Au Front populaire ivoirien, les choses sont cependant perçues sous un angle différent. Selon un élu de l’ancien parti au pouvoir, que nous avons joint hier et qui a souhaité garder l’anonymat pour des raisons de sécurité, « la table du conseil des ministres n’est pas le lieu par excellence pour faire la réconciliation. Les ministres qui siègent au gouvernement sont des employés du président de la République, et ils sont en fonction pour appliquer un programme bien précis ». Pour ce député du Fpi, il existe des institutions de l’Etat, notamment l’Assemblée nationale où siègent de nombreux députés Fpi et d’autres partis, qui peuvent être mises à contribution pour la réconciliation nationale. 
« Les députés sont les élus du peuple, ils peuvent être envoyés en mission de reconciliation pour parler aux populations qui les ont élus », note-t-il. Idem pour le Conseil économique et social, qui regroupe les différentes couches socio professionnelles, y compris des personnalités proches du Fpi et qui peuvent tout aussi être impliquées dans le processus de réconciliation. Outre ces deux institutions, notre interlocuteur a également parlé des collectivités décentralisées, à savoir les mairies, les conseils généraux, auxquelles l’Etat a délégué des pouvoirs pour agir en son nom. 

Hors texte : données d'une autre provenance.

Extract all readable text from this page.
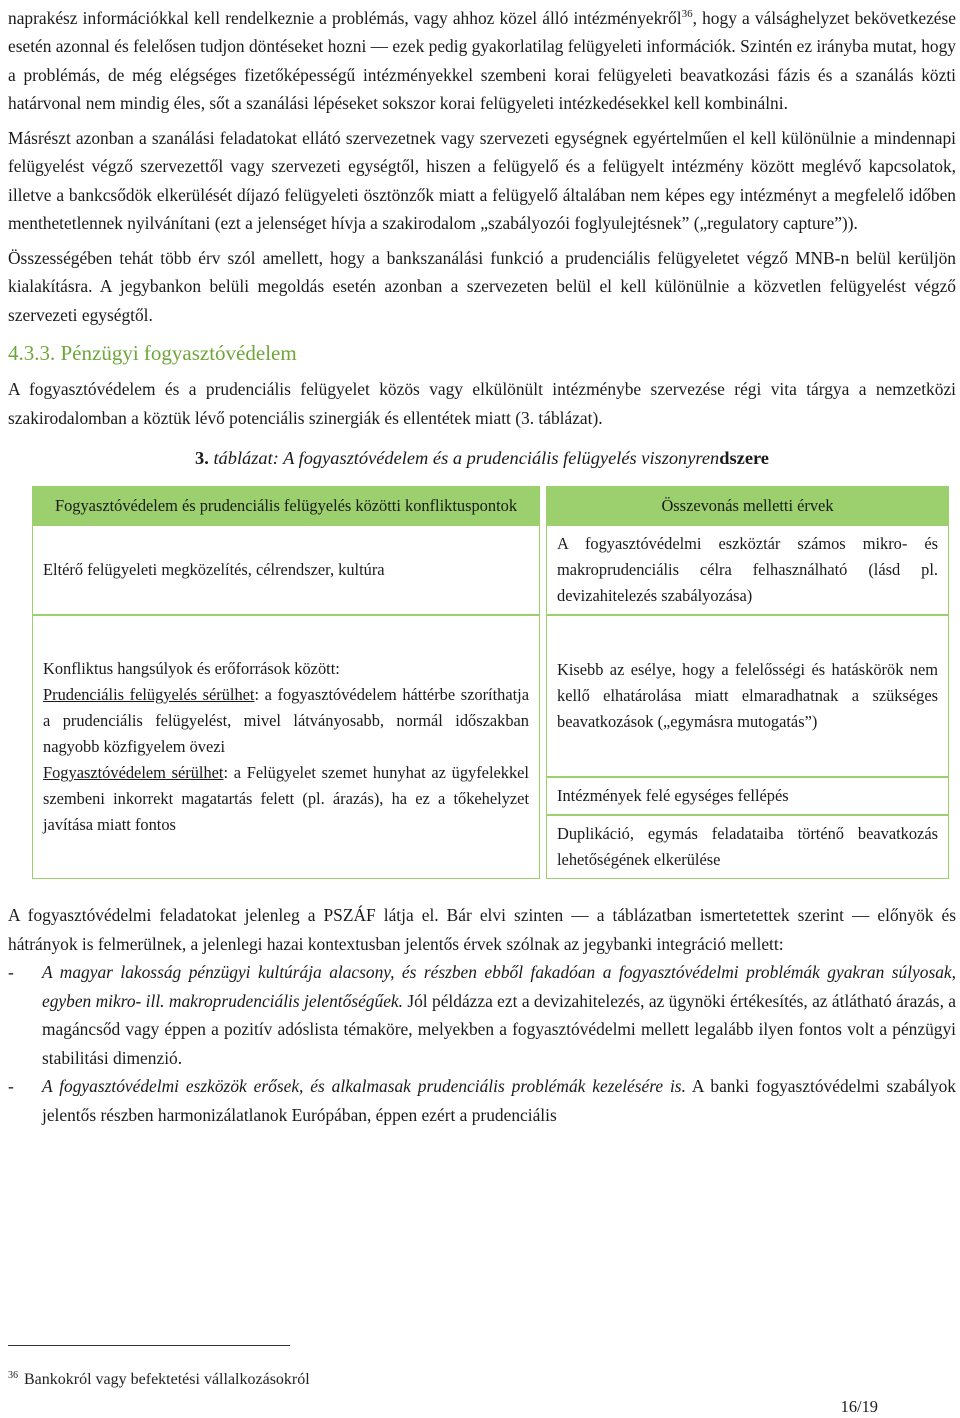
naprakész információkkal kell rendelkeznie a problémás, vagy ahhoz közel álló intézményekről$^{36}$, hogy a válsághelyzet bekövetkezése esetén azonnal és felelősen tudjon döntéseket hozni — ezek pedig gyakorlatilag felügyeleti információk. Szintén ez irányba mutat, hogy a problémás, de még elégséges fizetőképességű intézményekkel szembeni korai felügyeleti beavatkozási fázis és a szanálás közti határvonal nem mindig éles, sőt a szanálási lépéseket sokszor korai felügyeleti intézkedésekkel kell kombinálni.

Másrészt azonban a szanálási feladatokat ellátó szervezetnek vagy szervezeti egységnek egyértelműen el kell különülnie a mindennapi felügyelést végző szervezettől vagy szervezeti egységtől, hiszen a felügyelő és a felügyelt intézmény között meglévő kapcsolatok, illetve a bankcsődök elkerülését díjazó felügyeleti ösztönzők miatt a felügyelő általában nem képes egy intézményt a megfelelő időben menthetetlennek nyilvánítani (ezt a jelenséget hívja a szakirodalom „szabályozói foglyulejtésnek” („regulatory capture”)).

Összességében tehát több érv szól amellett, hogy a bankszanálási funkció a prudenciális felügyeletet végző MNB-n belül kerüljön kialakításra. A jegybankon belüli megoldás esetén azonban a szervezeten belül el kell különülnie a közvetlen felügyelést végző szervezeti egységtől.

4.3.3. Pénzügyi fogyasztóvédelem

A fogyasztóvédelem és a prudenciális felügyelet közös vagy elkülönült intézménybe szervezése régi vita tárgya a nemzetközi szakirodalomban a köztük lévő potenciális szinergiák és ellentétek miatt (3. táblázat).

3. táblázat: A fogyasztóvédelem és a prudenciális felügyelés viszonyrendszere
Fogyasztóvédelem és prudenciális felügyelés közötti konfliktuspontok		Összevonás melletti érvek
Eltérő felügyeleti megközelítés, célrendszer, kultúra		A fogyasztóvédelmi eszköztár számos mikro- és makroprudenciális célra felhasználható (lásd pl. devizahitelezés szabályozása)

Konfliktus hangsúlyok és erőforrások között:
Prudenciális felügyelés sérülhet: a fogyasztóvédelem háttérbe szoríthatja a prudenciális felügyelést, mivel látványosabb, normál időszakban nagyobb közfigyelem övezi
Fogyasztóvédelem sérülhet: a Felügyelet szemet hunyhat az ügyfelekkel szembeni inkorrekt magatartás felett (pl. árazás), ha ez a tőkehelyzet javítása miatt fontos		Kisebb az esélye, hogy a felelősségi és hatáskörök nem kellő elhatárolása miatt elmaradhatnak a szükséges beavatkozások („egymásra mutogatás”)
		Intézmények felé egységes fellépés
		Duplikáció, egymás feladataiba történő beavatkozás lehetőségének elkerülése

A fogyasztóvédelmi feladatokat jelenleg a PSZÁF látja el. Bár elvi szinten — a táblázatban ismertetettek szerint — előnyök és hátrányok is felmerülnek, a jelenlegi hazai kontextusban jelentős érvek szólnak az jegybanki integráció mellett:

- A magyar lakosság pénzügyi kultúrája alacsony, és részben ebből fakadóan a fogyasztóvédelmi problémák gyakran súlyosak, egyben mikro- ill. makroprudenciális jelentőségűek. Jól példázza ezt a devizahitelezés, az ügynöki értékesítés, az átlátható árazás, a magáncsőd vagy éppen a pozitív adóslista témaköre, melyekben a fogyasztóvédelmi mellett legalább ilyen fontos volt a pénzügyi stabilitási dimenzió.
- A fogyasztóvédelmi eszközök erősek, és alkalmasak prudenciális problémák kezelésére is. A banki fogyasztóvédelmi szabályok jelentős részben harmonizálatlanok Európában, éppen ezért a prudenciális
$^{36}$ Bankokról vagy befektetési vállalkozásokról
16/19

« De nombreuses mairies, conseils départementaux ou encore régionaux, sont dirigés par des cadres du Fpi. Ceux-ci peuvent valablement oeuvrer pour la réconciliation, puisqu’ils sont en contact permanent avec les populations. Le plus important n’est donc pas d’aller s’asseoir à la table du gouvernement pour servir de faire-valoir. Ce que nous Fpi attendons des nouvelles autorités, c’est de faire fonctionner normalement toutes ces structures, notamment l’Assemblée nationale, le Conseil économique et social, les mairies, les conseils généraux, afin de les mettre en mission de réconciliation », a-t-il dit, dévoilant ainsi le souhait de la famille frontiste. 

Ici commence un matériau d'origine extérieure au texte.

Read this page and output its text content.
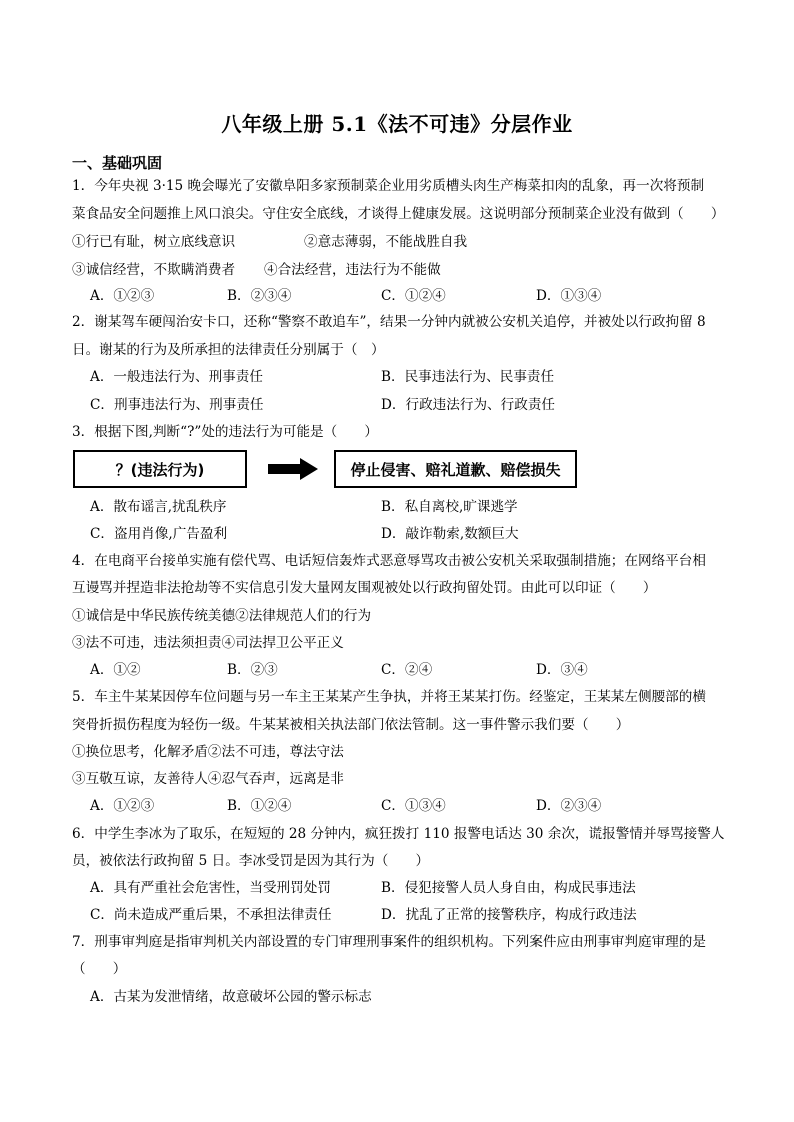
八年级上册 5.1《法不可违》分层作业
一、基础巩固
1．今年央视 3·15 晚会曝光了安徽阜阳多家预制菜企业用劣质槽头肉生产梅菜扣肉的乱象，再一次将预制
菜食品安全问题推上风口浪尖。守住安全底线，才谈得上健康发展。这说明部分预制菜企业没有做到（　　）
①行已有耻，树立底线意识	②意志薄弱，不能战胜自我
③诚信经营，不欺瞒消费者 ④合法经营，违法行为不能做
A．①②③	B．②③④	C．①②④	D．①③④
2．谢某驾车硬闯治安卡口，还称“警察不敢追车”，结果一分钟内就被公安机关追停，并被处以行政拘留 8
日。谢某的行为及所承担的法律责任分别属于（　）
A．一般违法行为、刑事责任	B．民事违法行为、民事责任
C．刑事违法行为、刑事责任	D．行政违法行为、行政责任
3．根据下图,判断“?”处的违法行为可能是（　　）
？(违法行为)	停止侵害、赔礼道歉、赔偿损失
A．散布谣言,扰乱秩序	B．私自离校,旷课逃学
C．盗用肖像,广告盈利	D．敲诈勒索,数额巨大
4．在电商平台接单实施有偿代骂、电话短信轰炸式恶意辱骂攻击被公安机关采取强制措施；在网络平台相
互谩骂并捏造非法抢劫等不实信息引发大量网友围观被处以行政拘留处罚。由此可以印证（　　）
①诚信是中华民族传统美德②法律规范人们的行为
③法不可违，违法须担责④司法捍卫公平正义
A．①②	B．②③	C．②④	D．③④
5．车主牛某某因停车位问题与另一车主王某某产生争执，并将王某某打伤。经鉴定，王某某左侧腰部的横
突骨折损伤程度为轻伤一级。牛某某被相关执法部门依法管制。这一事件警示我们要（　　）
①换位思考，化解矛盾②法不可违，尊法守法
③互敬互谅，友善待人④忍气吞声，远离是非
A．①②③	B．①②④	C．①③④	D．②③④
6．中学生李冰为了取乐，在短短的 28 分钟内，疯狂拨打 110 报警电话达 30 余次，谎报警情并辱骂接警人
员，被依法行政拘留 5 日。李冰受罚是因为其行为（　　）
A．具有严重社会危害性，当受刑罚处罚	B．侵犯接警人员人身自由，构成民事违法
C．尚未造成严重后果，不承担法律责任	D．扰乱了正常的接警秩序，构成行政违法
7．刑事审判庭是指审判机关内部设置的专门审理刑事案件的组织机构。下列案件应由刑事审判庭审理的是
（　　）
A．古某为发泄情绪，故意破坏公园的警示标志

Cet élu du Fpi note donc que les critiques formulées à leur encontre relativement à leur refus de participer au gouvernement, émanent d’une mauvaise perception de la réalité politique en Côte d’Ivoire. « Le Fpi n’est pas mort, et le Fpi est bien présent. Aucune reconciliation ne peut se faire sans nous. Nous en sommes conscients et nous n’entendons aucunement nous dérober du rôle que nous avons à jouer. Mais il faut tout simplement confier aux structures, les tâches qui relèvent de leur compétence », a-t-il conclu. 

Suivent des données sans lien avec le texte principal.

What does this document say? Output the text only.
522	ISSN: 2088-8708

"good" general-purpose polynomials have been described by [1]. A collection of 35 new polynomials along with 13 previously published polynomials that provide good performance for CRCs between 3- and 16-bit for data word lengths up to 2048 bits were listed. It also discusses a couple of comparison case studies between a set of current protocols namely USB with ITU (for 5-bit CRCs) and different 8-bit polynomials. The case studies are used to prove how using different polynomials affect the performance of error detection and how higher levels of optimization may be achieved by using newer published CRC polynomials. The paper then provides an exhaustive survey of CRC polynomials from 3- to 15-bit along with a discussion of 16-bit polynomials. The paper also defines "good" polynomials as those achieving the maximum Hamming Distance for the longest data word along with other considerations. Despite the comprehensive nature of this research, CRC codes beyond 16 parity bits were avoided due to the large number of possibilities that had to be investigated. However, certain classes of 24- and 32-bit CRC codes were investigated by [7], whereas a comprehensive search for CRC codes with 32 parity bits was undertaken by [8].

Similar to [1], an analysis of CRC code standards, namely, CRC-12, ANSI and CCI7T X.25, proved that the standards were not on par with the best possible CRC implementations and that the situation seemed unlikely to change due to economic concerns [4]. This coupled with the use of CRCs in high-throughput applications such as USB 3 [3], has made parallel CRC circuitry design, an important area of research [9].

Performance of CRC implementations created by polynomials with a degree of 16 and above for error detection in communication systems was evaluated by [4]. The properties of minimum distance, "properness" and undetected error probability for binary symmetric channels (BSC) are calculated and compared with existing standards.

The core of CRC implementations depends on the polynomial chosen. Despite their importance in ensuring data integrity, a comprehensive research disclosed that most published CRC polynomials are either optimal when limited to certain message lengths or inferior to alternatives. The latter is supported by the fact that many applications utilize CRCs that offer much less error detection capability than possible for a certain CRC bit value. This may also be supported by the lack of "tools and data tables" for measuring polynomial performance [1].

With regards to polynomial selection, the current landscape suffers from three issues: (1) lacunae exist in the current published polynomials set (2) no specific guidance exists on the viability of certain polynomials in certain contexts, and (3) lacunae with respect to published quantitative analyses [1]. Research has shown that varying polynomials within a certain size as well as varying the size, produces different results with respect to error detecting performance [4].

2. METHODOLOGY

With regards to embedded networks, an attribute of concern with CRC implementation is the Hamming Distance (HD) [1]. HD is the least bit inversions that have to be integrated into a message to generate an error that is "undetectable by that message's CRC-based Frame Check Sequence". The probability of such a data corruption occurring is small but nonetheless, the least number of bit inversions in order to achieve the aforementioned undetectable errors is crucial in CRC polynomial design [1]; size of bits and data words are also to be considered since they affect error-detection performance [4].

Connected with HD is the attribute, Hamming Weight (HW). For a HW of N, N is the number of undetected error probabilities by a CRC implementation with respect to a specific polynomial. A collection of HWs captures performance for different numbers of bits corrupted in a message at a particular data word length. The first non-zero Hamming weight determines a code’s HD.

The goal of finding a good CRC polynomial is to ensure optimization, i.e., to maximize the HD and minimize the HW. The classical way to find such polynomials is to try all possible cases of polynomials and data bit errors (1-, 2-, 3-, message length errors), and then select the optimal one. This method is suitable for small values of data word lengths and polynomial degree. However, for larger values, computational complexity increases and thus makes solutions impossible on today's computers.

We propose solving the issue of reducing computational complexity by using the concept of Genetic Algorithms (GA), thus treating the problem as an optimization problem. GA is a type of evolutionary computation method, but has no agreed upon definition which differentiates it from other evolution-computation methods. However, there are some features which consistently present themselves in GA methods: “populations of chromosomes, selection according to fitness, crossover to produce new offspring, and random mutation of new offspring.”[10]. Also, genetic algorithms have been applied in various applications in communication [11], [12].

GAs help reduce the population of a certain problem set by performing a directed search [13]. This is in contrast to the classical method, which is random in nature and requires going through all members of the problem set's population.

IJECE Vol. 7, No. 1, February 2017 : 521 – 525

Cette question de la réconciliation nationale et le rôle que doit jouer l’ancien parti au pouvoir dans ce processus a été encore une fois abordée par le professeur Mamadou Koulibaly, troisième vice-président du Fpi, au cours de l’interview accordée hier à Fraternité Matin. « Nous pensons d’ailleurs, mes camarades et moi, que la participation du Fpi au gouvernement n’est pas franchement une démarche réconciliatrice. Ou alors ce genre de réconciliation serait une coquille vide. On peut se reconcilier sans partager le gâteau ». En clair, selon cette analyse, les problèmes posés par les refondateurs comme préalables à leur entrée au gouvernement ne devraient pas être considérés comme un refus de participer à la réconciliation nationale. 
Hamadou ZIAO 
Source : L’Inter : Dernière Mise à jour : 28/05/2011 (Auteur : Hamadou ZIAO )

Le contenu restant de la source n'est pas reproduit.